Triple meurtre à Visé: une véritable obsession à l’égard du couple de banquiers

L’audition de l’expert en informatique, aux assises de Liège ce jeudi, a révélé la véritable obsession que l’accusé nourrissait à l’égard des banquiers Benoît Philippens et Carol Haid  : il faisait encore des recherches à leur sujet peu avant leur assassinat.

Le dimanche 20 avril 2014, alors qu’Amédéo Troiano venait de retrouver sa famille qu’il avait quittée vendredi (jour des faits), un reformatage du système d’exploitation de son ordinateur avait été opéré, vers 18h.

« C’est mon frère qui l’a fait, à ma demande, parce que l’ordinateur buggait… on faisait ça souvent, environ deux fois par mois », a-t-il expliqué ce jeudi. Le président Gorlé a alors demandé à l’expert de l’unité régionale de la criminalité informatique de Liège (RCCU) si c’était le rythme habituel. Il a répondu par la négative : pour une utilisation normale de deux à trois heures par jour, selon lui, il ne faut opérer ce type de manipulation qu’environ deux fois par an.

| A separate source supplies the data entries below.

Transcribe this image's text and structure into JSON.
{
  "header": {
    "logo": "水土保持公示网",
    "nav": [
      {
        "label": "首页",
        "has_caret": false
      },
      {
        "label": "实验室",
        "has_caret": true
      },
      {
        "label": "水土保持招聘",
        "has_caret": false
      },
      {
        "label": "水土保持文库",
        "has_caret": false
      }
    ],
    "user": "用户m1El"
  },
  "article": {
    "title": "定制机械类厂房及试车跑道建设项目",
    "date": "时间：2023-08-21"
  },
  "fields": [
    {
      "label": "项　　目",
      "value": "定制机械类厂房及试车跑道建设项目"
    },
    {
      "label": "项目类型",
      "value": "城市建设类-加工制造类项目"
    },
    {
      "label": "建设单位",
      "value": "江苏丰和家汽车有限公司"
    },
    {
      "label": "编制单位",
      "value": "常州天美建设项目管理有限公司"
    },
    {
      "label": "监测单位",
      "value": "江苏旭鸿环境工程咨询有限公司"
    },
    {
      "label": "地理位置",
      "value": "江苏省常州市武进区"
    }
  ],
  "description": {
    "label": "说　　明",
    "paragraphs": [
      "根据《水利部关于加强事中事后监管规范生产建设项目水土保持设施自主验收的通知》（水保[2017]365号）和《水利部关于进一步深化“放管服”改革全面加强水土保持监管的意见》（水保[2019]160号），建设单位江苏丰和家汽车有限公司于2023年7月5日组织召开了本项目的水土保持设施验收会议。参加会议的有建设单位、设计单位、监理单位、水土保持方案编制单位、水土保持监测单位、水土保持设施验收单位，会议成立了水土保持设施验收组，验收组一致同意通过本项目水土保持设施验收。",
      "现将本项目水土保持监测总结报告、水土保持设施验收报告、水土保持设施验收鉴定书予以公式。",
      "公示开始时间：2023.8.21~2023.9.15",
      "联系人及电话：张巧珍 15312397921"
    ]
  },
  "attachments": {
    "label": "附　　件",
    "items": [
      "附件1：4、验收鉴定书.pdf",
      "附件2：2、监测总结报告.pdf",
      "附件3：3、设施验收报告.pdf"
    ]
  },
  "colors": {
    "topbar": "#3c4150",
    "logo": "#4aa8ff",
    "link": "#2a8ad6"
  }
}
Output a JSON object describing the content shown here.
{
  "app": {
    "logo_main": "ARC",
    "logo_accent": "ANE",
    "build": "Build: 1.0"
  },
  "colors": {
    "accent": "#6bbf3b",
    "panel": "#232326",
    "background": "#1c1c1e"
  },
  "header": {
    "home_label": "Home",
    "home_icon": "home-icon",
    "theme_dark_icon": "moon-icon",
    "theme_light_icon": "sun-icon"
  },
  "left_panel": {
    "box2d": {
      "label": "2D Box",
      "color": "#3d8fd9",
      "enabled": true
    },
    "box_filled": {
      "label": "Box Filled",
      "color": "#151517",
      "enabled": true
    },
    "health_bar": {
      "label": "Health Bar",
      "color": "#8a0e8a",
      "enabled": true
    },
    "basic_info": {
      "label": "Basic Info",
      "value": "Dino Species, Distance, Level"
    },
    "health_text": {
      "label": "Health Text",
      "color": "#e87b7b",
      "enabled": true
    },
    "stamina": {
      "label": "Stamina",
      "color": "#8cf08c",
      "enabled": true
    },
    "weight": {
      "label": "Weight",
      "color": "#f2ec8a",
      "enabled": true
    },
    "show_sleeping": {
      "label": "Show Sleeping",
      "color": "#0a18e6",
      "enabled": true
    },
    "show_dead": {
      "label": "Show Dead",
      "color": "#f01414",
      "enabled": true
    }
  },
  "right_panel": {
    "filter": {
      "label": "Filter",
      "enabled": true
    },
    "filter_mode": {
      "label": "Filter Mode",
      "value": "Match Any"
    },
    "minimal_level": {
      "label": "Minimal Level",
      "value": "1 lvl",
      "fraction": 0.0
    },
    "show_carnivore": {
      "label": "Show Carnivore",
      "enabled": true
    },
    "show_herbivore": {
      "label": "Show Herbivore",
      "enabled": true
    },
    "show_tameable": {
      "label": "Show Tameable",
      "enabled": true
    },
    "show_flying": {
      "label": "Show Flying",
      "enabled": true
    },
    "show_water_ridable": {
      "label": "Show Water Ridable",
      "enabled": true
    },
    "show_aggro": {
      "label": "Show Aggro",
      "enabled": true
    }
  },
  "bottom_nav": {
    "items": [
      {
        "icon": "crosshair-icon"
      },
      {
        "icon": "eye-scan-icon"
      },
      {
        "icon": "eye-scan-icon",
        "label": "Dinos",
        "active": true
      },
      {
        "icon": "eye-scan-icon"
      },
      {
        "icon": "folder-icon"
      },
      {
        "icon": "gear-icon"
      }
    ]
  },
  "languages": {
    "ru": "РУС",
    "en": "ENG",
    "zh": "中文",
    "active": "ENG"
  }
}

« C’est un hasard », a expliqué l’accusé, si l’historique de ses recherches et de sa navigation a ainsi disparu, 44 heures après le triple assassinat de Visé et juste après que l’accusé soit rentré.

Malgré ce reformatage, la RCCU est parvenue à récupérer des données issues de l’ordinateur. Ces données ont révélé la véritable obsession que l’accusé nourrissait vis-à-vis des banquiers, et ce alors que l’histoire du prêt qui lui avait été refusé par ces derniers datait de la fin 2011 (il avait été bouclé définitivement à la mi-2013 lorsque les Troiano, qui attaquaient la banque, avaient été déboutés en appel).

Des mots clés recherchés

Les libellés de recherche étaient variés : Benoit Philippens BNP Alleur directeur (l’agence des victimes), Carol Haid BNP Verviers… Les noms des victimes avaient été insérés dans une série de moteurs de recherche (ask, linkedin, pipl.com, infobel.be, google…).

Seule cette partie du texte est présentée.